Anlatılan bir aile hikâyesi ama gerçekte bir Türkiye panoraması ile karşı karşıyayız. Gürcistan’ın Batum yöresinden yola çıkan ailenin serüvenine Osmanlı’nın son dönemleri, Osmanlı-Rus Savaşları, Karadeniz bölgesindeki kaos ve bu kaostan doğan, her an bozulmaya yakın dengeler eşlik ediyor. Anadolu’nun bir muhaceret yurdu oluşu gerçeği hatırlatılıyor. Yerli-muhacir çatışmalarının yarattığı sosyolojik fay hatlarına dikkat çekiliyor. Asimilasyonlar, unutulan, unutturulan diller… Nihayetinde toprağa sımsıkı sarılanların üçüncü, dördüncü kuşak torunlarının, o elleri gevşetip kentlileşme çabası… Birbirinden yüz elli yıl ayrı kalan, birbirlerinin varlığını bile unutmak üzere olan uzak kuzenlerin, Sovyetler’in tarih sahnesinden çekilmesiyle yeniden buluşmaları:
Çürüksu, 1991’e kadar Özellerin arkalarında bıraktığı ata toprakları olarak hafızalarda yer etti, o kadar. Büyük dedelerimiz ve ninelerimiz Ordu’ya göçerken Recep Ağa’nın birkaç kardeşinin oralarda kaldıkları dahi bilinmedi. Soğuk Savaş atmosferinin 1990 dönemecinde sona ermesinin ardından aradaki ideolojik ve coğrafi sınırların da ortadan kalkmasıyla Ordu’daki Katamizeler ile Çürüksu’daki Katamizeler bir buçuk asır sonra tekrar bir araya gelerek birbirlerini yeniden keşfettiler.
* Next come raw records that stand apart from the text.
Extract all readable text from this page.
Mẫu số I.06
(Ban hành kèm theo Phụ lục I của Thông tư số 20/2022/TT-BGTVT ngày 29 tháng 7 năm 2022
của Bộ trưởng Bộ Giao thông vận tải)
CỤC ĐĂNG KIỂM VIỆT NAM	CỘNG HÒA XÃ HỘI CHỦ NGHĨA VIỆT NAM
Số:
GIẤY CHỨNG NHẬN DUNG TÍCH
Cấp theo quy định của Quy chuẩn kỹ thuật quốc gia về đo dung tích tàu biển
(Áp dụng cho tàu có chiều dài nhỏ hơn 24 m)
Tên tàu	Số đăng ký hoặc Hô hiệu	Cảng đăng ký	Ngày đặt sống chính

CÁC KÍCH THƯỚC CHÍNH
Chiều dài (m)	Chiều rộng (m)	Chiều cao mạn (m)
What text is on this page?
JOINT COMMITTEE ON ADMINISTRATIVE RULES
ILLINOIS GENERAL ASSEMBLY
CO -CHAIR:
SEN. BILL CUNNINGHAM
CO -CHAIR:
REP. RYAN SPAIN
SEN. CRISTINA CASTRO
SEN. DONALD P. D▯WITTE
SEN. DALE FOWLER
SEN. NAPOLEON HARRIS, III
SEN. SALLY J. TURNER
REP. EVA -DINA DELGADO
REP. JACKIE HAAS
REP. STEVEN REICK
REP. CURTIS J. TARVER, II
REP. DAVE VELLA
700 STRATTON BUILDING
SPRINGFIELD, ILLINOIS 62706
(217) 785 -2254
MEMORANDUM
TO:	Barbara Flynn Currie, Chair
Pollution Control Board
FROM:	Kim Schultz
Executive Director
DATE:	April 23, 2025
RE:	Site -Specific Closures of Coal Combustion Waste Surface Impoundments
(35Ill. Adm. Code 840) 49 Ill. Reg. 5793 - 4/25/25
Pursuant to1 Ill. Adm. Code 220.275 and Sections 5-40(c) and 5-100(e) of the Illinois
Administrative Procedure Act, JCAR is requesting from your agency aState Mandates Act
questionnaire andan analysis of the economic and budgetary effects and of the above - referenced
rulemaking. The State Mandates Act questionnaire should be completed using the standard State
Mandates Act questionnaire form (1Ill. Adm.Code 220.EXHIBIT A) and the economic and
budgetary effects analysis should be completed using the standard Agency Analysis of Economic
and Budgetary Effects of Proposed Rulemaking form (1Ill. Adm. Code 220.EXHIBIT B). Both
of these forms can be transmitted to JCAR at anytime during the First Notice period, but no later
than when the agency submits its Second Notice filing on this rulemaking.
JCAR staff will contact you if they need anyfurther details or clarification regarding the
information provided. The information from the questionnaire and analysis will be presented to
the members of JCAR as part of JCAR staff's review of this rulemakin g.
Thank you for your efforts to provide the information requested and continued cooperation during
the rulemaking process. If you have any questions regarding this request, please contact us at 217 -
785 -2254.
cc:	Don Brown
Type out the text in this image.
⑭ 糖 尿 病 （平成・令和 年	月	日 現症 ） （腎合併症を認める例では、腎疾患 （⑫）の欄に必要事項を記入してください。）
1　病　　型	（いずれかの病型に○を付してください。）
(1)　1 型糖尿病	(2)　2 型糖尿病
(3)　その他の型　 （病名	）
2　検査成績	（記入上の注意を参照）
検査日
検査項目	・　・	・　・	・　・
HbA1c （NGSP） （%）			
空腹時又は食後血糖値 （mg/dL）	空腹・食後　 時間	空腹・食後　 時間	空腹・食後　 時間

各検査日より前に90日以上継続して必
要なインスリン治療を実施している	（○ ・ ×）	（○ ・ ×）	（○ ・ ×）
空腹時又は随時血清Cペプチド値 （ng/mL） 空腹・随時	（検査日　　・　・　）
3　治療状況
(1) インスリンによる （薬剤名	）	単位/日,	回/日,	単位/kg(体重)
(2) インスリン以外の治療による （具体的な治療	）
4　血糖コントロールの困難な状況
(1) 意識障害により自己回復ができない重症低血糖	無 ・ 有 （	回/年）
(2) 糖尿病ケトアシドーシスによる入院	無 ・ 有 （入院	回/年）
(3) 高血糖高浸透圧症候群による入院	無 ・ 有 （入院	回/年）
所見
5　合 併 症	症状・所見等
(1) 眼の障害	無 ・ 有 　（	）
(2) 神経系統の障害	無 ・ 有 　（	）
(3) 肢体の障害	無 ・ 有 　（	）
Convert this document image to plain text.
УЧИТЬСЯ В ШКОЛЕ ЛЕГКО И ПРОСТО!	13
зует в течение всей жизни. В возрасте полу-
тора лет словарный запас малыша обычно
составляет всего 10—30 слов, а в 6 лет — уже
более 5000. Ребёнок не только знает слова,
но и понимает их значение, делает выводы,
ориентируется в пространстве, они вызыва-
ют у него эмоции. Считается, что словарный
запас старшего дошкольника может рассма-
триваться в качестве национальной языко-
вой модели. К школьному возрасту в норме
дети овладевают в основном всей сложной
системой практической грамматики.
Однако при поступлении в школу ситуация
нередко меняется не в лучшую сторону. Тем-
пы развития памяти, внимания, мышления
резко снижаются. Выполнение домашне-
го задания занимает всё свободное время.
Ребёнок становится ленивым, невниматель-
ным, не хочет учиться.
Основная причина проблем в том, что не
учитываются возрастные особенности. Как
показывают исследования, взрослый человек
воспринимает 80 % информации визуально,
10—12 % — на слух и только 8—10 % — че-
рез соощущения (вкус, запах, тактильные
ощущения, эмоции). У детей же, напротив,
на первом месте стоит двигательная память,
İşte bu bir Türkiye hikâyesidir aslında; yerlisiyle, göçmeniyle. Kiske Kuşunun Peşinde’nin bölümleri arasında dolaşırken, bir Türkiye hikâyesinin arka planında aslında çok katmanlı bir belgesel roman okuyoruz. Zamanın akışı içinde değişen karakterler, hayata yön veren trajik olaylar perde perde açılan bir roman gibi seriliyor önümüze. Ermeni tehcirinin Karadeniz bölgesine yansımaları, parçalanan aileler, sahip çıkılan kimsesiz çocuklar… Bir ailenin çerçevesinden taşan dramatik olaylar. Örneğin aile zincirinin en başında yer alanlardan Yıldız Hanım’ın göçle ilgili anlattıkları:
Batum Limanı’ndan kalkan gemilerle ilk kafile yola çıktı; Recep kardaşımı onlarla yolcu ettik. Telaş içinde yola düşen bir o kadar kişi de sonraki gemileri bekledi. Biz Batum’daydık o sıra, şahit olduk her şeye. Zavallılar bütün kış boyunca sersefil, perişan oldular, ortalıkta gemi beklerken; epeyce ihtiyar ve çocuk hastalıktan telef oldu. Duyduk ki karadan kendini Trabzon’a atanlar da aynı akıbete uğramışlar.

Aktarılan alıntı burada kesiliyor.